BAB I
PENDAHULUAN
PENDAHULUAN
Semua ulama dalam Islam sepakat akan pentingnya peranan Hadits
dalam berbagai disiplin Ilmu dan
menjadi rujukan kedua
setelah Al-Qur’an. Untuk
memahami Hadits dengan baik
kita perlu mengetahui Sejarah pertumbuhan dan perkembangan Hadits agar
kita dapat memahami sejauh mana pertumbuhan dan perkembangannya dari masa
ke masa. Diantara ulama tidak seragam dalam menyusun
periodesasi pertumbuhandan perkembangan hadits. Ada yang membaginya pada
tiga periode saja, yaitumasa rasulullah SAW Sahabat dan Tabi’in, masa
pentadwinan dan masa setelah tadwin.[1]
Sedangkan menurut Prof. Dr. T. M Hasbi ash Shiddieqy,
dalam bukunya Sejarah dan Pengantar Ilmu hadits, bahwa apabila kita
pelajari dengan seksama suasana dan keadaan yang telah dilalui hadist sejak
dari zaman tumbuhnya hingga dewasa ini, dapatlah kita menarik sebuah garis,
bahwa hadits Rasul sebagai dasar Tasyri’ yang kedua telah melalui enam
masa dan sekarang sedang menempuh periode ketujuh [2]

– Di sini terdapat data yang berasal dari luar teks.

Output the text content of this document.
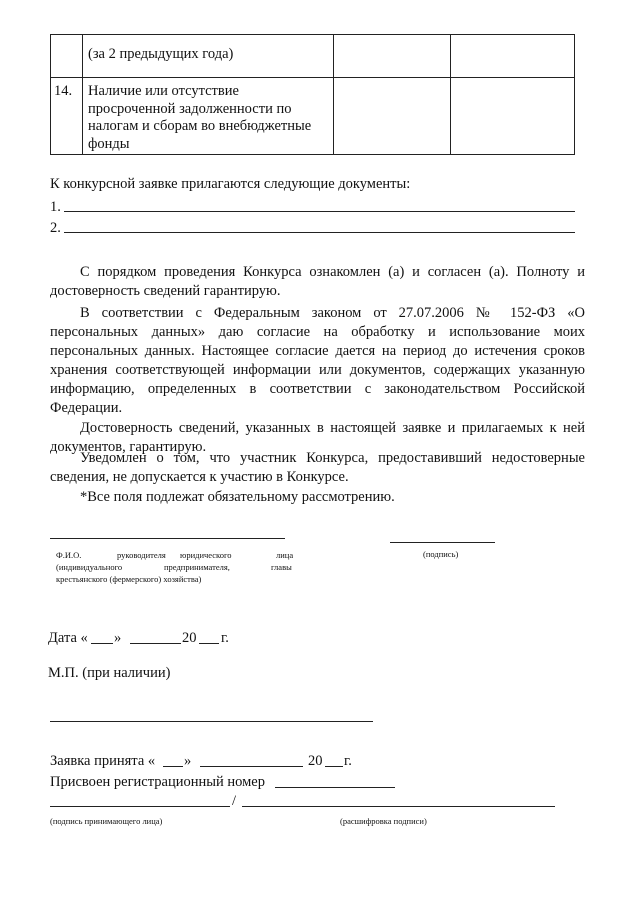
(за 2 предыдущих года)
14. Наличие или отсутствие
просроченной задолженности по
налогам и сборам во внебюджетные
фонды
К конкурсной заявке прилагаются следующие документы:
1.
2.
С порядком проведения Конкурса ознакомлен (а) и согласен (а). Полноту и
достоверность сведений гарантирую.
В соответствии с Федеральным законом от 27.07.2006 № 152-ФЗ «О
персональных данных» даю согласие на обработку и использование моих
персональных данных. Настоящее согласие дается на период до истечения сроков
хранения соответствующей информации или документов, содержащих указанную
информацию, определенных в соответствии с законодательством Российской
Федерации.
Достоверность сведений, указанных в настоящей заявке и прилагаемых к ней
документов, гарантирую.
Уведомлен о том, что участник Конкурса, предоставивший недостоверные
сведения, не допускается к участию в Конкурсе.
*Все поля подлежат обязательному рассмотрению.
Ф.И.О.	руководителя юридического	лица
(индивидуального	предпринимателя,	главы
крестьянского (фермерского) хозяйства)
(подпись)
Дата « »	20 г.
М.П. (при наличии)
Заявка принята « »	20 г.
Присвоен регистрационный номер
/
(подпись принимающего лица)	(расшифровка подписи)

Sejarah dan Periodisasi penghimpunan Hadis mengalami masa yang
lebih panjang dibandingkan dengan dialami oleh Al-Quran, yang hanya memerlukan
waktu relatife pendek, yaitu sekitar 15 tahun saja. Penghimpunan dan
pengkodifikasian Hadis memerlukan waktu sekitar tiga abad.Yang dimaksud dengan
Periodisasi penghimpunan Hadis disini adalah fase-fase yang telah ditempuh dan
dialami dalam sejarah pembinaan dan perkembangan Hadis, sejak Rasulullah SAW
masih hidup sampai terwujudnya kitab-kitab yang dapat disaksikan dewasa ini.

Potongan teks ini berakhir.